現在、日本と北朝鮮との間に国交はないが、北朝鮮と国交を結んでいる国は意外と多い。アジアでいえば、インドネシア、シンガポール、タイ、フィリピン、マレーシア、ブルネイ、ベトナム、ミャンマー、ラオス、カンボジアの東南アジア諸国連合(ASEAN)10カ国とは国交がある。

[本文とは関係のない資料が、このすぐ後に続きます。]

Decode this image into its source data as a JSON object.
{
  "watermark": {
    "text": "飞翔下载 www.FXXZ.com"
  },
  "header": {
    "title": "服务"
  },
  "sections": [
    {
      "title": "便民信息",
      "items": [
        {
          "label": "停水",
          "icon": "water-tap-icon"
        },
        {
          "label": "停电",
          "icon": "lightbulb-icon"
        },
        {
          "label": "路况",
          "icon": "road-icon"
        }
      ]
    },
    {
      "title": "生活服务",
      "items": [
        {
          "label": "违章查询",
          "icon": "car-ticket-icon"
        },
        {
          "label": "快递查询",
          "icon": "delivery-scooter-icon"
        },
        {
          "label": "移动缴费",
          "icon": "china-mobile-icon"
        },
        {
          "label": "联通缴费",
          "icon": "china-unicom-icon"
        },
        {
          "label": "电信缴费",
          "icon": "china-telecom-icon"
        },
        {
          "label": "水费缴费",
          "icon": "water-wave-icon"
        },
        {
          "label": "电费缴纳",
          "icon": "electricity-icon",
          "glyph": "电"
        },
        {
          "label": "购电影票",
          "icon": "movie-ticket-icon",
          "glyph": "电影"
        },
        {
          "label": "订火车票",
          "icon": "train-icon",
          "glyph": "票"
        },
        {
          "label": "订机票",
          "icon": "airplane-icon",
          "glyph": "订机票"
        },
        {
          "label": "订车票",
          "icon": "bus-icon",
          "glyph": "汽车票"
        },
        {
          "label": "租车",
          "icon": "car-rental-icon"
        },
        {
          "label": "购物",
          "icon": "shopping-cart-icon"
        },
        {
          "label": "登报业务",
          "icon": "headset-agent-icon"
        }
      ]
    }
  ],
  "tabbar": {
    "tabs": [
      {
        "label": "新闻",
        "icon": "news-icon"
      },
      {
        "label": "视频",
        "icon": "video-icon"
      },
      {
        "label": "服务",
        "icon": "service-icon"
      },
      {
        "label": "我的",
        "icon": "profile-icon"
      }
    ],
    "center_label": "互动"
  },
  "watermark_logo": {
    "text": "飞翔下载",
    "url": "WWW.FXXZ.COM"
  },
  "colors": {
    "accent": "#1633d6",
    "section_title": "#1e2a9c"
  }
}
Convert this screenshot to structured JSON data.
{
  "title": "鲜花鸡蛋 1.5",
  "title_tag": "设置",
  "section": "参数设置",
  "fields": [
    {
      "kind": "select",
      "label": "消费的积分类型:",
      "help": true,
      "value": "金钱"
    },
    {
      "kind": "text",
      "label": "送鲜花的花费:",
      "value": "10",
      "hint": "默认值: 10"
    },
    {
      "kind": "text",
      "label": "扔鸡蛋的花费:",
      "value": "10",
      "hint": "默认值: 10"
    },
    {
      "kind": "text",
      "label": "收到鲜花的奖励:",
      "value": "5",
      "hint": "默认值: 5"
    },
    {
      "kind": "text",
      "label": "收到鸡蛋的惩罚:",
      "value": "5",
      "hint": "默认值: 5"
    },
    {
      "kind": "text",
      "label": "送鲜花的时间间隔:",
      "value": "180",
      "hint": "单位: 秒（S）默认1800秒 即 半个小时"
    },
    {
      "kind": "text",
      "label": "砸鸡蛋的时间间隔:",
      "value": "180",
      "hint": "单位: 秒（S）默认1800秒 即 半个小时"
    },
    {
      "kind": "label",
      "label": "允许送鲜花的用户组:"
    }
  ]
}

国交のない日本にも拠点があるぐらいなので、国交を結んでいる国々にはより強固な拠点があることは想像に難くない。各国に北朝鮮の人々が多く居住するコミュニティや北朝鮮料理のレストランなどがあり、工作員や諜報員の拠点となっているのが実情だ。
北朝鮮のミサイル発射が3月から増えたワケ
前述したバンコ・デルタ・アジアへの制裁によって、北朝鮮は国際金融の裏ルートを失った。しかし、核開発をめぐる「6カ国協議」に参加する見返りに、アメリカは北朝鮮に対して一種のお目こぼしを与えていた。そのひとつが、ロシアへの送金だ。
北朝鮮の貿易会社がロシアの銀行に口座を持っており、バンコ・デルタ・アジアの制裁後、北朝鮮はそのロシアの口座を海外送金の拠点としていた。そして、ロシアン・マフィアが仲介するかたちで武器や麻薬とドルが取引されていたのだが、アメリカはそれをわかっていて目をつむっていたのだ。
しかしながら、今年3月にSWIFTが北朝鮮の全銀行に対するサービス停止を発表した。これによって、北朝鮮はロシアへの送金も禁じられたことになる。ドナルド・トランプ大統領が就任したアメリカが本気で手綱を締めにかかったわけだが、その3月のSWIFT停止以降、北朝鮮のミサイル発射回数が格段に増えたことは周知の通りだ。